Fleet: The U.S. Navy
Rank: Fleet Admiral
Up to the present day, the general look of the U.S. Navy service uniform has remained almost unaltered since 1919. A double-breasted jacket, that was a part of the so-called «blue» uniform, was introduced in March 1919; its style was similar to the one used in the British Royal Navy. The caps of admirals, senior, and junior officers differed in golden embroidery on their cap peaks, or its absence. The precise rank of an officer could be identified by patches on their sleeves. According to the rules, fleet admirals wore a golden star with one wide and four narrow golden galloons.
Fleet: The Soviet Navy
The main Soviet Navy service uniform, the so-called «everyday dress drill order», took on its final concept in 1943. It was the time when distinctive insignia, epaulettes resembling the shoulder marks of the Imperial Russian Navy design, were introduced. The navy blue jacket with a stand-up collar was also inherited from the Tsarist times; its style remained almost unchanged up to 1980s. A cocarde badge was an important element of the officer uniform. It featured an anchor with a chain enclosed in a laurel wreath and a red five-pointed star. Besides this, admirals had a golden braided cord and a golden leaf ornament on their cap peaks.

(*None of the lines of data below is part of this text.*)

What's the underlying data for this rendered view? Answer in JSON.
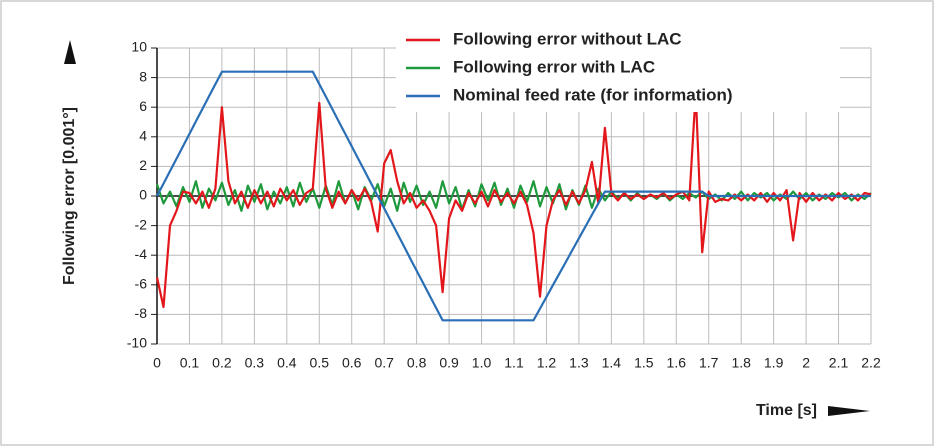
{
  "chart_data": {
    "type": "line",
    "ylabel": "Following error [0.001°]",
    "xlabel": "Time [s]",
    "x": [
      0,
      0.02,
      0.04,
      0.06,
      0.08,
      0.1,
      0.12,
      0.14,
      0.16,
      0.18,
      0.2,
      0.22,
      0.24,
      0.26,
      0.28,
      0.3,
      0.32,
      0.34,
      0.36,
      0.38,
      0.4,
      0.42,
      0.44,
      0.46,
      0.48,
      0.5,
      0.52,
      0.54,
      0.56,
      0.58,
      0.6,
      0.62,
      0.64,
      0.66,
      0.68,
      0.7,
      0.72,
      0.74,
      0.76,
      0.78,
      0.8,
      0.82,
      0.84,
      0.86,
      0.88,
      0.9,
      0.92,
      0.94,
      0.96,
      0.98,
      1,
      1.02,
      1.04,
      1.06,
      1.08,
      1.1,
      1.12,
      1.14,
      1.16,
      1.18,
      1.2,
      1.22,
      1.24,
      1.26,
      1.28,
      1.3,
      1.32,
      1.34,
      1.36,
      1.38,
      1.4,
      1.42,
      1.44,
      1.46,
      1.48,
      1.5,
      1.52,
      1.54,
      1.56,
      1.58,
      1.6,
      1.62,
      1.64,
      1.66,
      1.68,
      1.7,
      1.72,
      1.74,
      1.76,
      1.78,
      1.8,
      1.82,
      1.84,
      1.86,
      1.88,
      1.9,
      1.92,
      1.94,
      1.96,
      1.98,
      2,
      2.02,
      2.04,
      2.06,
      2.08,
      2.1,
      2.12,
      2.14,
      2.16,
      2.18,
      2.2
    ],
    "series": [
      {
        "name": "Following error without LAC",
        "color": "#e3171b",
        "values": [
          -5.5,
          -7.5,
          -2,
          -1,
          0.3,
          0.2,
          -0.5,
          0.3,
          -0.8,
          0.5,
          6,
          1,
          -0.5,
          0.3,
          -0.8,
          0.4,
          -0.5,
          0.3,
          -0.7,
          0.5,
          -0.3,
          0.4,
          -0.6,
          0.2,
          0.5,
          6.3,
          0.5,
          -0.8,
          0.3,
          -0.5,
          0.4,
          -0.3,
          0.5,
          -0.4,
          -2.4,
          2.2,
          3.1,
          1,
          -0.5,
          0.2,
          -0.8,
          -0.3,
          -1,
          -2,
          -6.5,
          -1.5,
          -0.3,
          -1,
          0.2,
          -0.5,
          0.3,
          -0.7,
          0.4,
          -0.4,
          0.2,
          -0.5,
          0.3,
          -0.6,
          -2.5,
          -6.8,
          -2,
          -0.3,
          0.4,
          -0.6,
          0.3,
          -0.5,
          0.4,
          2.3,
          -0.5,
          4.6,
          0.2,
          -0.3,
          0.2,
          -0.2,
          0.1,
          -0.2,
          0.1,
          -0.1,
          0.2,
          -0.2,
          0.1,
          0.3,
          -0.3,
          7,
          -3.8,
          0.3,
          -0.4,
          -0.2,
          -0.3,
          0.1,
          -0.3,
          0.1,
          -0.3,
          0.2,
          -0.4,
          0.2,
          -0.3,
          0.4,
          -3,
          0.2,
          -0.4,
          0.2,
          -0.3,
          0.1,
          -0.3,
          0.2,
          -0.2,
          0.1,
          -0.3,
          0.2,
          0.1
        ]
      },
      {
        "name": "Following error with LAC",
        "color": "#1e9a3c",
        "values": [
          0.8,
          -0.5,
          0.3,
          -0.7,
          0.6,
          -0.4,
          1.0,
          -0.8,
          0.5,
          -0.3,
          0.9,
          -0.6,
          0.4,
          -1.0,
          0.7,
          -0.4,
          0.8,
          -0.9,
          0.3,
          -0.5,
          0.6,
          -0.7,
          0.9,
          -0.4,
          0.5,
          -0.8,
          0.7,
          -0.6,
          1.0,
          -0.5,
          0.4,
          -0.9,
          0.6,
          -0.3,
          0.8,
          -0.7,
          0.5,
          -1.0,
          0.9,
          -0.4,
          0.7,
          -0.6,
          0.3,
          -0.8,
          1.0,
          -0.5,
          0.6,
          -0.9,
          0.4,
          -0.7,
          0.8,
          -0.3,
          0.9,
          -0.6,
          0.5,
          -0.8,
          0.7,
          -0.4,
          1.0,
          -0.7,
          0.6,
          -0.5,
          0.8,
          -0.9,
          0.4,
          -0.6,
          0.7,
          -0.8,
          0.5,
          -0.3,
          0.3,
          -0.2,
          0.2,
          -0.3,
          0.2,
          -0.2,
          0.1,
          -0.2,
          0.2,
          -0.3,
          0.1,
          -0.2,
          0.2,
          -0.1,
          0.3,
          -0.2,
          0.1,
          -0.3,
          0.2,
          -0.2,
          0.3,
          -0.3,
          0.2,
          -0.1,
          0.2,
          -0.3,
          0.1,
          -0.2,
          0.3,
          -0.2,
          0.2,
          -0.3,
          0.1,
          -0.2,
          0.2,
          -0.1,
          0.2,
          -0.3,
          0.1,
          -0.2,
          0.2
        ]
      },
      {
        "name": "Nominal feed rate (for information)",
        "color": "#2a6fb5",
        "values": [
          0,
          0.84,
          1.68,
          2.52,
          3.36,
          4.2,
          5.04,
          5.88,
          6.72,
          7.56,
          8.4,
          8.4,
          8.4,
          8.4,
          8.4,
          8.4,
          8.4,
          8.4,
          8.4,
          8.4,
          8.4,
          8.4,
          8.4,
          8.4,
          8.4,
          7.56,
          6.72,
          5.88,
          5.04,
          4.2,
          3.36,
          2.52,
          1.68,
          0.84,
          0,
          -0.84,
          -1.68,
          -2.52,
          -3.36,
          -4.2,
          -5.04,
          -5.88,
          -6.72,
          -7.56,
          -8.4,
          -8.4,
          -8.4,
          -8.4,
          -8.4,
          -8.4,
          -8.4,
          -8.4,
          -8.4,
          -8.4,
          -8.4,
          -8.4,
          -8.4,
          -8.4,
          -8.4,
          -7.61,
          -6.82,
          -6.03,
          -5.24,
          -4.45,
          -3.65,
          -2.86,
          -2.07,
          -1.28,
          -0.49,
          0.3,
          0.3,
          0.3,
          0.3,
          0.3,
          0.3,
          0.3,
          0.3,
          0.3,
          0.3,
          0.3,
          0.3,
          0.3,
          0.3,
          0.3,
          0.3,
          0,
          0,
          0,
          0,
          0,
          0,
          0,
          0,
          0,
          0,
          0,
          0,
          0,
          0,
          0,
          0,
          0,
          0,
          0,
          0,
          0,
          0,
          0,
          0,
          0,
          0
        ]
      }
    ],
    "xlim": [
      0,
      2.2
    ],
    "xticks": [
      0,
      0.1,
      0.2,
      0.3,
      0.4,
      0.5,
      0.6,
      0.7,
      0.8,
      0.9,
      {
        "value": 1,
        "label": "1.0"
      },
      1.1,
      1.2,
      1.3,
      1.4,
      1.5,
      1.6,
      1.7,
      1.8,
      1.9,
      2,
      2.1,
      2.2
    ],
    "ylim": [
      -10,
      10
    ],
    "yticks": [
      -10,
      -8,
      -6,
      -4,
      -2,
      0,
      2,
      4,
      6,
      8,
      10
    ],
    "grid": true
  }
}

Rank: Großadmiral / Grand Admiral
During World War II, the service uniform of the Kriegsmarine officers included a navy blue coat, model 1939, with a turndown collar and without shoulder marks. In 1938, a cap having a typical saddle shape was adopted. A tricolour cocarde badge edged with golden oak branches and the national eagle emblem was pinned to the cap. The emblem was also pinned to the coat, on the right side of the chest. The rank of an officer dressed in this uniform could be identified by the distinctive insignia on their sleeves. Grand admirals wore a golden star and golden galloons—four narrow and one wide ones—on their sleeves. Besides this, admirals' uniform could be distinguished by two rows of golden oak leaves embroidered on their cap peaks.
Nation: Great Britain
Rank:Admiral of the Fleet
In the first half of the 20th century, the main service uniform for the Royal Navy officers was called the «everyday» uniform. The style of the double-breasted navy blue jacket with turndown collar and without shoulder marks hasn't changed since 1889. The cap used by the Navy also remained practically unaltered since the late 19th century. Since 1856, a special cocarde badge with the Imperial crown and a silver anchor enclosed in a golden laurel wreath has been a distinctive feature of this officer headwear. Admiral caps were marked by two rows of oak leaves on their cap peaks. The distinctive insignia on sleeves enabled identifying the officer rank precisely.
Fleet: Marine Nationale
The general look of the French Navy service uniform was only finalised after World War I. As in some other fleets, it was based on a double-breasted navy blue jacket with a turndown collar, but the French coat had narrow passants. Lots of details that varied depending on the officer's rank were a common peculiarity of the French navy uniform. Admirals, senior, and junior officers had different types of shoulder marks. Senior navy rank officers additionally had a special cocarde badge with an anchor decorated with lightning flashes and wings. Each rank had corresponding distinctive insignia on coat sleeves and cap bands. For example, cap bands in the admiral's uniform were embroidered with a special golden design and five silver stars.